A Comissão de Constituição e Justiça (CCJ) aprovou, em maio deste ano, a Proposta de Emenda à Constituição (PEC) que acaba com a reeleição para presidente da República, governador e prefeito, além de estabelecer um mandato de cinco anos para esses cargos, assim como para os parlamentares (PEC 12/2022). A proposta também define eleições unificadas para todos os cargos a partir de 2034. Apesar de muita gente ainda não entender, esse tema traz um importante avanço para o Brasil. Afinal, a Proposta apenas regulamenta o que já acontece no dia a dia. Sim! Embora as eleições municipais e majoritárias sejam realizadas apenas a cada quatro anos, desde o “boom” das redes sociais as campanhas eleitorais não têm fim. Os candidatos mal são eleitos e já começam o próximo pleito.
O exemplo claro disso está bem aqui em Divinópolis. As eleições municipais mal tinham acabado, na noite do dia 6 de outubro do ano passado, e já era possível ver candidato eleito trabalhando em sua campanha para deputado estadual. Hoje, seis meses depois do início da 26ª Legislatura, com mais problemas para resolver na cidade do que soluções apresentadas por boa parte dos parlamentares, os corredores da Câmara mostram uma disputa acirrada para 2026 e, acreditem se quiser, para 2028. O mandato mal começou e já é possível esbarrar nas ruas de Divinópolis com assessores de vereadores fazendo campanha abertamente. Diante o cenário criado nos últimos dez anos, quando uma eleição interfere e define a outra, nada mais justo do que apenas formalizar o que já acontece descaradamente e infringe a lei eleitoral.

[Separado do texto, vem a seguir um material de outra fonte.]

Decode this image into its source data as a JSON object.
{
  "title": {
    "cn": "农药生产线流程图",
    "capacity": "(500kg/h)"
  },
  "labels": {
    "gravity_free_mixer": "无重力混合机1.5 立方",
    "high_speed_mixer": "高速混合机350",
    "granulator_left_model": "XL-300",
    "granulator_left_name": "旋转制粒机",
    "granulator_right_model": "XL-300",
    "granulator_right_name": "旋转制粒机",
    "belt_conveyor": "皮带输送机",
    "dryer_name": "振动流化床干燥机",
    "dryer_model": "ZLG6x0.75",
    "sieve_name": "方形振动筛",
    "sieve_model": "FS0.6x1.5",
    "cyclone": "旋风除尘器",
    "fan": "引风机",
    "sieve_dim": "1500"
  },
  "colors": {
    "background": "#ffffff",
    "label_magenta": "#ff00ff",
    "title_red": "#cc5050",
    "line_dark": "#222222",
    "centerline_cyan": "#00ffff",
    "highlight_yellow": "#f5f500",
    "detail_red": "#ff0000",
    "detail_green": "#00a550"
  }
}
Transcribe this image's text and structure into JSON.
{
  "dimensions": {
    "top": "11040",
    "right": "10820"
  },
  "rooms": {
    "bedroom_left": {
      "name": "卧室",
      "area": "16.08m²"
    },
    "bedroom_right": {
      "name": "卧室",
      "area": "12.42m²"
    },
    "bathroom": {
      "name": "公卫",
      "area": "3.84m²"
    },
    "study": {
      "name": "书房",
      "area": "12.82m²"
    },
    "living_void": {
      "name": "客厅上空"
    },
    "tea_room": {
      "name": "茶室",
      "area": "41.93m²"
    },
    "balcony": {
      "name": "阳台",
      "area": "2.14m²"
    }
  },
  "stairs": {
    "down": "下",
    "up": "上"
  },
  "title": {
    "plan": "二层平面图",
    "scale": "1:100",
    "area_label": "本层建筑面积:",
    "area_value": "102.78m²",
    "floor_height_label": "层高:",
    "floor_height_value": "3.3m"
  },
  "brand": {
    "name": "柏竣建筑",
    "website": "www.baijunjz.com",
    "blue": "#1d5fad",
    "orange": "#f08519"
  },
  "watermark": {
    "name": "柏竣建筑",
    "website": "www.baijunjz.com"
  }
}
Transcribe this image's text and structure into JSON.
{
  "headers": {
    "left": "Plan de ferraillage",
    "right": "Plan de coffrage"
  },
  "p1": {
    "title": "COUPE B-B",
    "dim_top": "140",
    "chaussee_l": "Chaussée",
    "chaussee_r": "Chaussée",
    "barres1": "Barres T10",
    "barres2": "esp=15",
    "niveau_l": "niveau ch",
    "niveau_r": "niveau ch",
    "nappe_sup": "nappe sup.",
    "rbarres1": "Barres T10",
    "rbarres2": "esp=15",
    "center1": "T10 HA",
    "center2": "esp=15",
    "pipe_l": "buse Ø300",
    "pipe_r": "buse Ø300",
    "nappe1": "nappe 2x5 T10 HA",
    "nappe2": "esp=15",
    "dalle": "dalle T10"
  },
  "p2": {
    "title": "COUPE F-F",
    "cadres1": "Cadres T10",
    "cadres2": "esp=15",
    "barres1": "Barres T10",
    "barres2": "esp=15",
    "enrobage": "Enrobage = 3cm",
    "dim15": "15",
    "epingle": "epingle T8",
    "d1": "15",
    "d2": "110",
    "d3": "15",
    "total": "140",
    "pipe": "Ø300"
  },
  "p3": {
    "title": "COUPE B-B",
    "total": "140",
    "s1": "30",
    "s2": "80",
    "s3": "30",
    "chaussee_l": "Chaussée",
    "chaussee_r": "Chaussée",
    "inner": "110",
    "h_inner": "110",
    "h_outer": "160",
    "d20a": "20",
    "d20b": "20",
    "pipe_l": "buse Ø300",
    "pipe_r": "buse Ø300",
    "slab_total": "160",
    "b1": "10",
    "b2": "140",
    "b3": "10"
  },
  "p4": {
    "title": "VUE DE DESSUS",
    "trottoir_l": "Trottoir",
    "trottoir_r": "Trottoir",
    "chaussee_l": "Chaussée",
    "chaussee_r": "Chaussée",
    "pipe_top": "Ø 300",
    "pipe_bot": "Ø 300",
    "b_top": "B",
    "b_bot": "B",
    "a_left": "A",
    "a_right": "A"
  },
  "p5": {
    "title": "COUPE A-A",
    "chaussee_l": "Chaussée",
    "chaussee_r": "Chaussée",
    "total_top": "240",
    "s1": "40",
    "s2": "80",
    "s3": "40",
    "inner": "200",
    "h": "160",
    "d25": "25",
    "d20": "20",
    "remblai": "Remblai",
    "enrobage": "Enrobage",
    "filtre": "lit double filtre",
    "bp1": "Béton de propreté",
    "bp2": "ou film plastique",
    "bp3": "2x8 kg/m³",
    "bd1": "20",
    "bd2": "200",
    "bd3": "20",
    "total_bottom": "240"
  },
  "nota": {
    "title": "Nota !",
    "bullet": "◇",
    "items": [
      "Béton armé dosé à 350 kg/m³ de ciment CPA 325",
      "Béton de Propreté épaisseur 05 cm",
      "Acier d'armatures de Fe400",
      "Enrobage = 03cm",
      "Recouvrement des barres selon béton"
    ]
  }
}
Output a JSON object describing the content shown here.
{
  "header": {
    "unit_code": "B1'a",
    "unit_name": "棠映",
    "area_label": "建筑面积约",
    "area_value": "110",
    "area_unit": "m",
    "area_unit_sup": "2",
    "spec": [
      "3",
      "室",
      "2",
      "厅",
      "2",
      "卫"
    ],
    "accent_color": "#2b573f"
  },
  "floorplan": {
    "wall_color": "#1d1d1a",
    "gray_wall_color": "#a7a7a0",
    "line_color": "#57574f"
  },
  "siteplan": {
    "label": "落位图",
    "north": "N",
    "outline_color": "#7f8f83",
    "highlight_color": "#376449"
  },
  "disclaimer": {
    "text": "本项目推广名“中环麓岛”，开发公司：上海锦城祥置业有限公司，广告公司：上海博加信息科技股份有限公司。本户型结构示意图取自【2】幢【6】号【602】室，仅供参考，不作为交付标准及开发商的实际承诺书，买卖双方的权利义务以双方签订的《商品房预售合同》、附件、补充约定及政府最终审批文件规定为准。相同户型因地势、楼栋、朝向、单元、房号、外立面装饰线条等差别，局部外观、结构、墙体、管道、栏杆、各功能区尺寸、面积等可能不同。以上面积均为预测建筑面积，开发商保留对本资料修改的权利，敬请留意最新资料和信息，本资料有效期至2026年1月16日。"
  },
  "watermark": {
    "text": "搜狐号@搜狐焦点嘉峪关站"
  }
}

Mas o que mais chama a atenção nisso tudo é um ponto: e Divinópolis? Como a cidade fica se na verdade as eleições municipais estão, aparentemente, sendo apenas usadas para que os eleitos busquem uma cadeira na Assembleia Legislativa de Minas Gerais (ALMG) e/ou na Câmara dos Deputados? Como os problemas do município ficam, quando as pautas a serem trabalhadas são escolhidas a dedo e com um único critério: dá voto? Todo este contexto recai, mais uma vez, sobre o eleitor que tem a responsabilidade cada vez maior na escolha de seus representantes. Afinal, não adianta eleger um governante que não tem interesse de fato em trabalhar pela cidade, mas só se autopromover para conseguir uma cadeira nas eleições majoritárias.
Talvez a PEC 12/2022 venha a ser um pequeno avanço para o país, pois quem quiser disputar as eleições municipais não poderá mais ser eleito “de olho” nas majoritárias. Pelo contrário, terá que trabalhar pela cidade. O que se sabe é que trabalho não falta e Divinópolis precisa de grandes avanços, que consigam ir além de asfalto e calçamento. A cidade precisa crescer em diversos setores como saúde, educação e se tornar atrativa para investimentos de grandes empresas para crescer a economia. Se trabalho não falta, então que venham pessoas que de fato queiram trabalhar por Divinópolis e não apenas usar o Município para “subir na vida”.